Hi all.
Just remembered about this place in a melancholy moment.
I’m doing ok. Was very suicidal for a few hellish months a year and a half ago.
I’m not suicidal now. I think about self harm occasionally, but I manage it – I don’t act on it – I do something else, like arrange to see a friend. That used to sound stupid or unthinkably difficult, but I’ve done lots of training of myself to get to a place where I’ve got habits.
My life is not perfect and I did have a shitty start in some ways, but in others, my world is amazing and I’m incredibly lucky.
Being suicidal made me take time off work. Taking time off work helped me evaluate what was important, and living poor made me appreciate what I have when I’m less poor. I understand what hell means, so I can help others who are experiencing it – I make the effort, and I can empathise. Having a feel of what’s important is making my life better now. I don’t do stuff I don’t want to do.
I was looking for something just now… a place to express my heart tears. And look, I’ve ended up writing something balanced, and a sort of attempt to show you, suicidal reader, that life after hell is possible.
I have a job – a good one.
I have a boyfriend.
I have amazing friends.
I’m more articulate because I had to be, to express the pain.
I have a home.
I have loads of orgasms.
I do fun things.
I enjoy lots of things in my life.
My life is going in a good direction.
So, life after hell is possible, because I’m a breathing example.
Yeah I still get self harm-y.
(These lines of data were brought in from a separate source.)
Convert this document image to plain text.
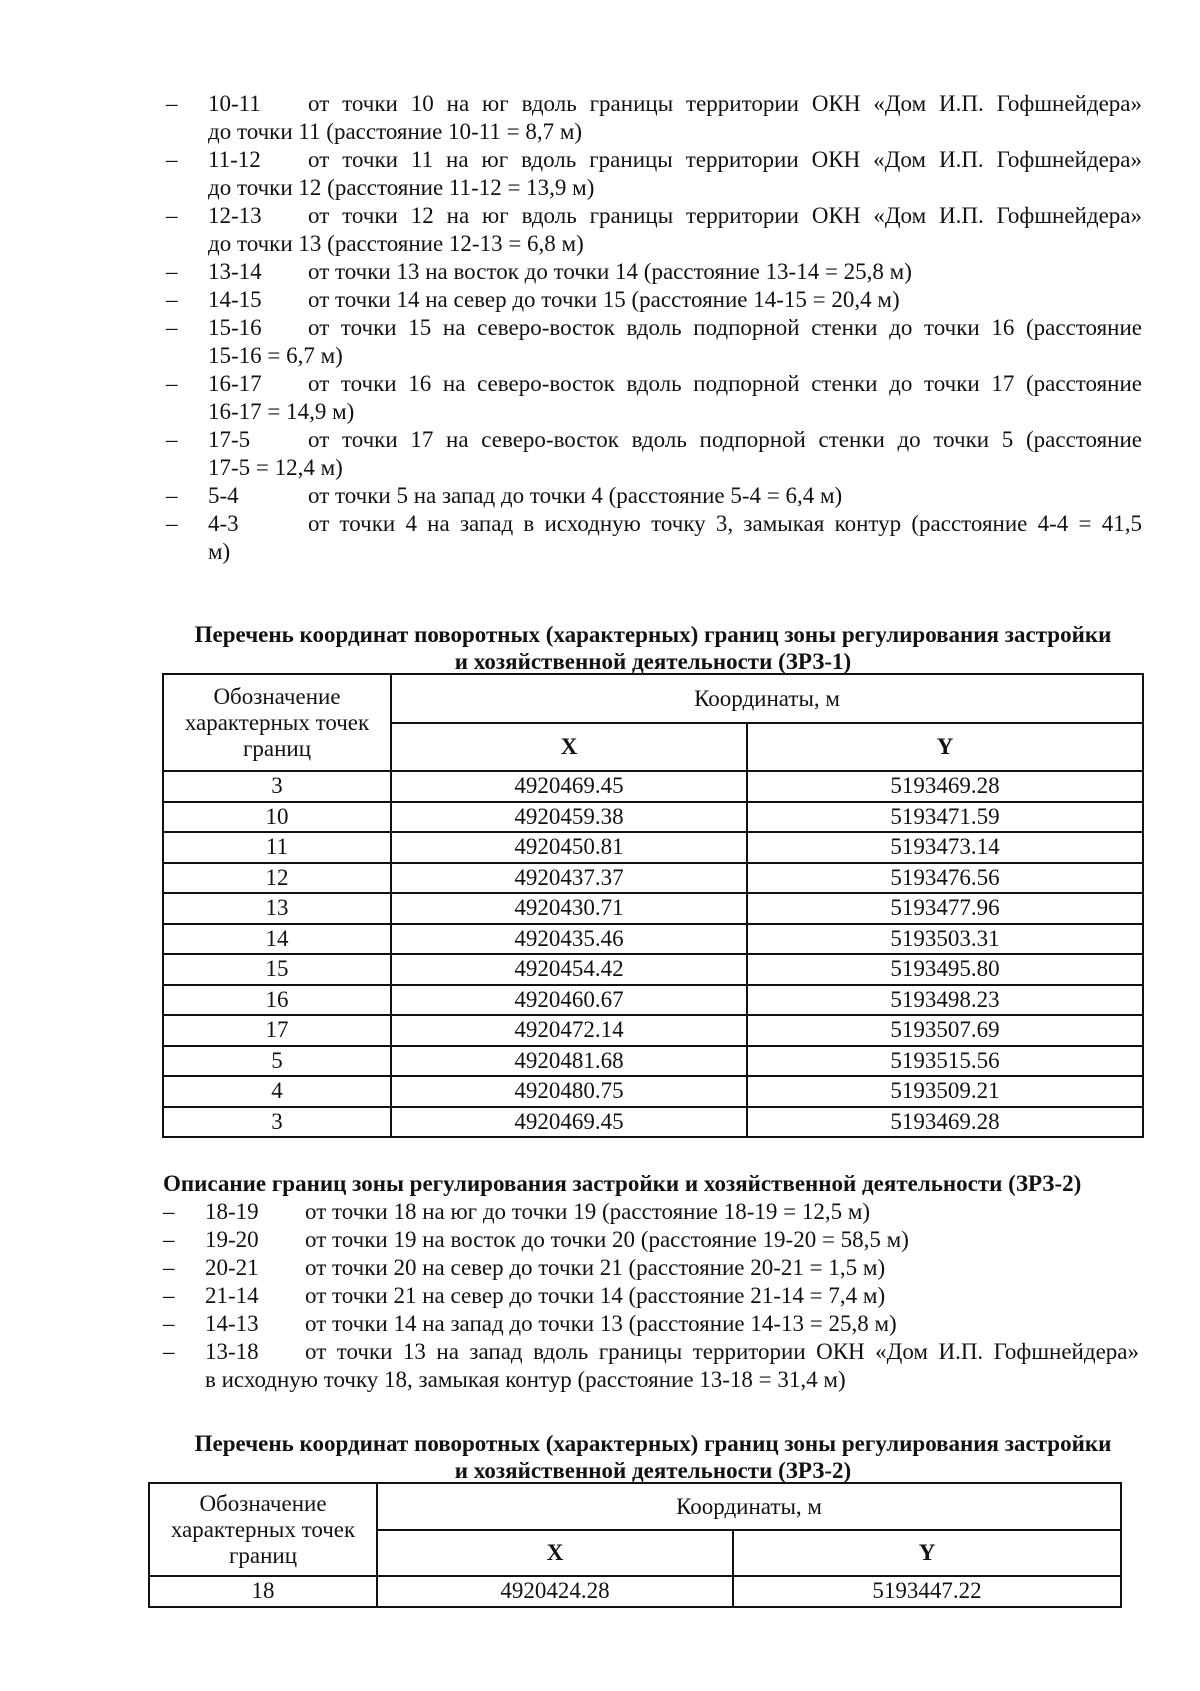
– 10-11 от точки 10 на юг вдоль границы территории ОКН «Дом И.П. Гофшнейдера»
до точки 11 (расстояние 10-11 = 8,7 м)
– 11-12 от точки 11 на юг вдоль границы территории ОКН «Дом И.П. Гофшнейдера»
до точки 12 (расстояние 11-12 = 13,9 м)
– 12-13 от точки 12 на юг вдоль границы территории ОКН «Дом И.П. Гофшнейдера»
до точки 13 (расстояние 12-13 = 6,8 м)
– 13-14 от точки 13 на восток до точки 14 (расстояние 13-14 = 25,8 м)
– 14-15 от точки 14 на север до точки 15 (расстояние 14-15 = 20,4 м)
– 15-16 от точки 15 на северо-восток вдоль подпорной стенки до точки 16 (расстояние
15-16 = 6,7 м)
– 16-17 от точки 16 на северо-восток вдоль подпорной стенки до точки 17 (расстояние
16-17 = 14,9 м)
– 17-5	от точки 17 на северо-восток вдоль подпорной стенки до точки 5 (расстояние
17-5 = 12,4 м)
– 5-4	от точки 5 на запад до точки 4 (расстояние 5-4 = 6,4 м)
– 4-3	от точки 4 на запад в исходную точку 3, замыкая контур (расстояние 4-4 = 41,5
м)
Перечень координат поворотных (характерных) границ зоны регулирования застройки
и хозяйственной деятельности (ЗРЗ-1)
Обозначение характерных точек границ	Координаты, м	
	X	Y
3	4920469.45	5193469.28
10	4920459.38	5193471.59
11	4920450.81	5193473.14
12	4920437.37	5193476.56
13	4920430.71	5193477.96
14	4920435.46	5193503.31
15	4920454.42	5193495.80
16	4920460.67	5193498.23
17	4920472.14	5193507.69
5	4920481.68	5193515.56
4	4920480.75	5193509.21
3	4920469.45	5193469.28
Описание границ зоны регулирования застройки и хозяйственной деятельности (ЗРЗ-2)
– 18-19 от точки 18 на юг до точки 19 (расстояние 18-19 = 12,5 м)
– 19-20 от точки 19 на восток до точки 20 (расстояние 19-20 = 58,5 м)
– 20-21 от точки 20 на север до точки 21 (расстояние 20-21 = 1,5 м)
– 21-14 от точки 21 на север до точки 14 (расстояние 21-14 = 7,4 м)
– 14-13 от точки 14 на запад до точки 13 (расстояние 14-13 = 25,8 м)
– 13-18 от точки 13 на запад вдоль границы территории ОКН «Дом И.П. Гофшнейдера»
в исходную точку 18, замыкая контур (расстояние 13-18 = 31,4 м)
Перечень координат поворотных (характерных) границ зоны регулирования застройки
и хозяйственной деятельности (ЗРЗ-2)
Обозначение характерных точек границ	Координаты, м	
	X	Y
18	4920424.28	5193447.22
But I manage it. And maybe I won’t be self harm-y any more one day.
3 comments
That’s a really hopeful post. I hope after some time I will get my life back on track. Leave all that dark period in the past. Thanks for sharing and wish you keep going on that good direction.
I am glad that good things are going on in your life. You are right > there is life after Hellish circumstances….. Keep on keeping on and enjoy things while you can.
I used to have a hellish life too.. but things are going well for me now.
You are right!!!!
ENJOY
Life after hell sounds… orgasmic.. (hate myself ffs)
Seriously though, former members need to get back here and spread their valiant stories of hope and prosperous moments. I think sometimes hope that things can improve can be the vehicle of change that drives us into our next stage of our life.
People on this site do a lot for each other. They help carry each other through extremely trying times, but a person with a nearly fatal wound can only maintain that strength for a short period of time. People need answers here, they need direction, most of all they need hope, and for all of the strength we give each other sharing and venting we also enable each other in the worst of ways. This community could benefit by building a backbone of constructive support if we had members who stuck around after moving out of the gallows.
Sticking around doesn’t mean sitting in stagnation, or allowing others to hinder your progress. Sharing your woes, and sharing your successes can be constructive, and equally therapeutic. Helping others helps yourself, and so on; helping other people can yield a spiritual satisfaction of sorts.
Come on party people, give back to the community that saw you through the ugly times, it can be a release which is as selfishly gratifying as complaining was when you first arrived!!